The number one concern, Green explained, is the number of cases spiking on the mainland and what can be done to keep as many infected people as possible out of Hawai‘i while still throwing the economy a lifeline.
Planned guidelines for the pre-testing quarantine exemption would allow travelers to procure a COVID-19 test within 72 hours of boarding their planes. If a test comes back negative, that traveler is free to move about the islands immediately upon arrival.
The possibility of shortening the testing window to 48 hours was suggested Monday, but the governor said three days is necessary logistically for the return of test results and to make sufficient plans to travel.
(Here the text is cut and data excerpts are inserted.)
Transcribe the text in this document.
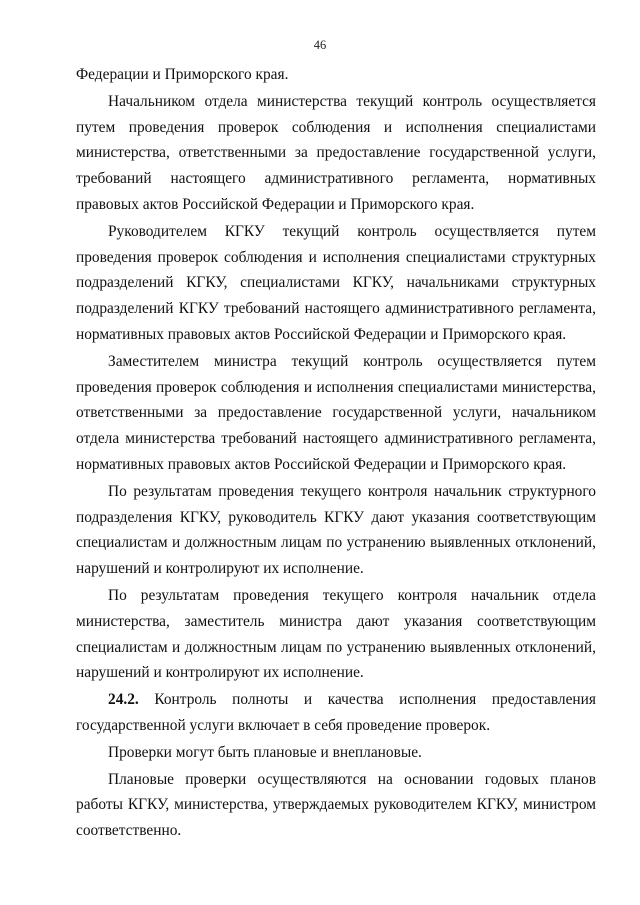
46

Федерации и Приморского края.

Начальником отдела министерства текущий контроль осуществляется путем проведения проверок соблюдения и исполнения специалистами министерства, ответственными за предоставление государственной услуги, требований настоящего административного регламента, нормативных правовых актов Российской Федерации и Приморского края.

Руководителем КГКУ текущий контроль осуществляется путем проведения проверок соблюдения и исполнения специалистами структурных подразделений КГКУ, специалистами КГКУ, начальниками структурных подразделений КГКУ требований настоящего административного регламента, нормативных правовых актов Российской Федерации и Приморского края.

Заместителем министра текущий контроль осуществляется путем проведения проверок соблюдения и исполнения специалистами министерства, ответственными за предоставление государственной услуги, начальником отдела министерства требований настоящего административного регламента, нормативных правовых актов Российской Федерации и Приморского края.

По результатам проведения текущего контроля начальник структурного подразделения КГКУ, руководитель КГКУ дают указания соответствующим специалистам и должностным лицам по устранению выявленных отклонений, нарушений и контролируют их исполнение.

По результатам проведения текущего контроля начальник отдела министерства, заместитель министра дают указания соответствующим специалистам и должностным лицам по устранению выявленных отклонений, нарушений и контролируют их исполнение.

24.2. Контроль полноты и качества исполнения предоставления государственной услуги включает в себя проведение проверок.

Проверки могут быть плановые и внеплановые.

Плановые проверки осуществляются на основании годовых планов работы КГКУ, министерства, утверждаемых руководителем КГКУ, министром соответственно.
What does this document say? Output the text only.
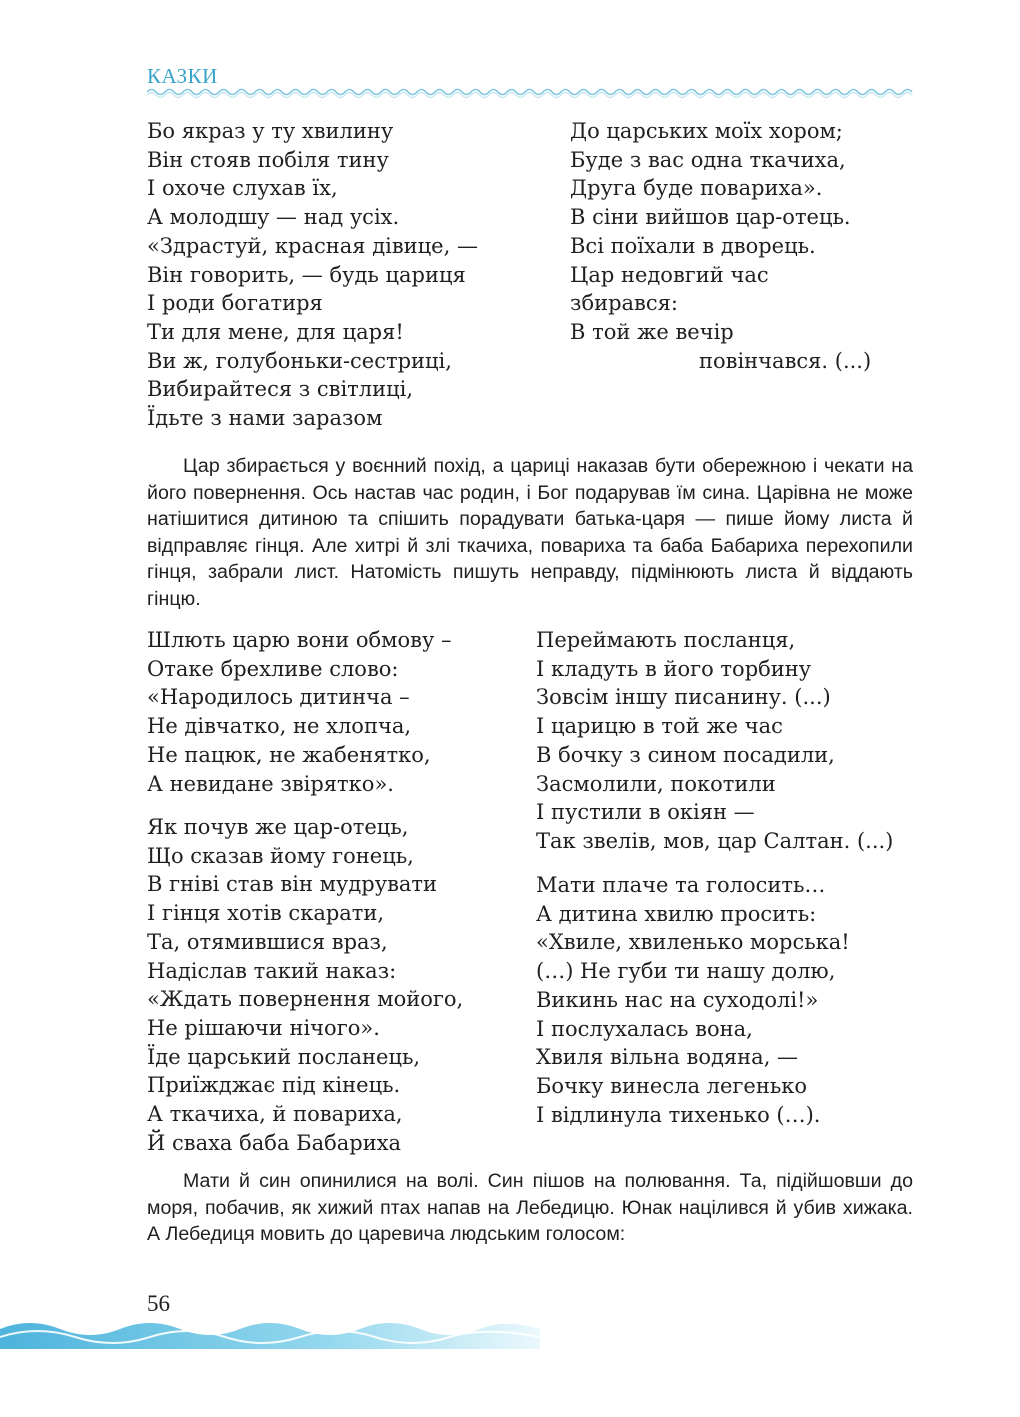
КАЗКИ
Бо якраз у ту хвилину
Він стояв побіля тину
І охоче слухав їх,
А молодшу — над усіх.
«Здрастуй, красная дівице, —
Він говорить, — будь цариця
І роди богатиря
Ти для мене, для царя!
Ви ж, голубоньки-сестриці,
Вибирайтеся з світлиці,
Їдьте з нами заразом
До царських моїх хором;
Буде з вас одна ткачиха,
Друга буде повариха».
В сіни вийшов цар-отець.
Всі поїхали в дворець.
Цар недовгий час
збирався:
В той же вечір
повінчався. (...)

Цар збирається у воєнний похід, а цариці наказав бути обережною і чекати на його повернення. Ось настав час родин, і Бог подарував їм сина. Царівна не може натішитися дитиною та спішить порадувати батька-царя — пише йому листа й відправляє гінця. Але хитрі й злі ткачиха, повариха та баба Бабариха перехопили гінця, забрали лист. Натомість пишуть неправду, підмінюють листа й віддають гінцю.

Шлють царю вони обмову –
Отаке брехливе слово:
«Народилось дитинча –
Не дівчатко, не хлопча,
Не пацюк, не жабенятко,
А невидане звірятко».
Як почув же цар-отець,
Що сказав йому гонець,
В гніві став він мудрувати
І гінця хотів скарати,
Та, отямившися враз,
Надіслав такий наказ:
«Ждать повернення мойого,
Не рішаючи нічого».
Їде царський посланець,
Приїжджає під кінець.
А ткачиха, й повариха,
Й сваха баба Бабариха
Переймають посланця,
І кладуть в його торбину
Зовсім іншу писанину. (...)
І царицю в той же час
В бочку з сином посадили,
Засмолили, покотили
І пустили в окіян —
Так звелів, мов, цар Салтан. (...)
Мати плаче та голосить…
А дитина хвилю просить:
«Хвиле, хвиленько морська!
(…) Не губи ти нашу долю,
Викинь нас на суходолі!»
І послухалась вона,
Хвиля вільна водяна, —
Бочку винесла легенько
І відлинула тихенько (…).

Мати й син опинилися на волі. Син пішов на полювання. Та, підійшовши до моря, побачив, як хижий птах напав на Лебедицю. Юнак націлився й убив хижака. А Лебедиця мовить до царевича людським голосом:

56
Those who do not receive their test results within 72 hours will be made to quarantine until the results become available.
Expanded mask guidelines statewide are also a possibility, the governor said. Honolulu County implemented stricter face-covering protocols last week, requiring masks to be worn in all indoor settings as well as outdoor circumstances where social distancing proves difficult.
A quarantine hotel to help keep incoming travelers who are ill from passing COVID-19 on to whomever they’re staying with is a possibility. However, Anderson said current case numbers don’t yet justify the move.
A Kailua-Kona woman recently contracted the virus, which is believed to have originated with her mother, who was visiting the mainland. As a result, the establishment at which she worked has closed for two weeks.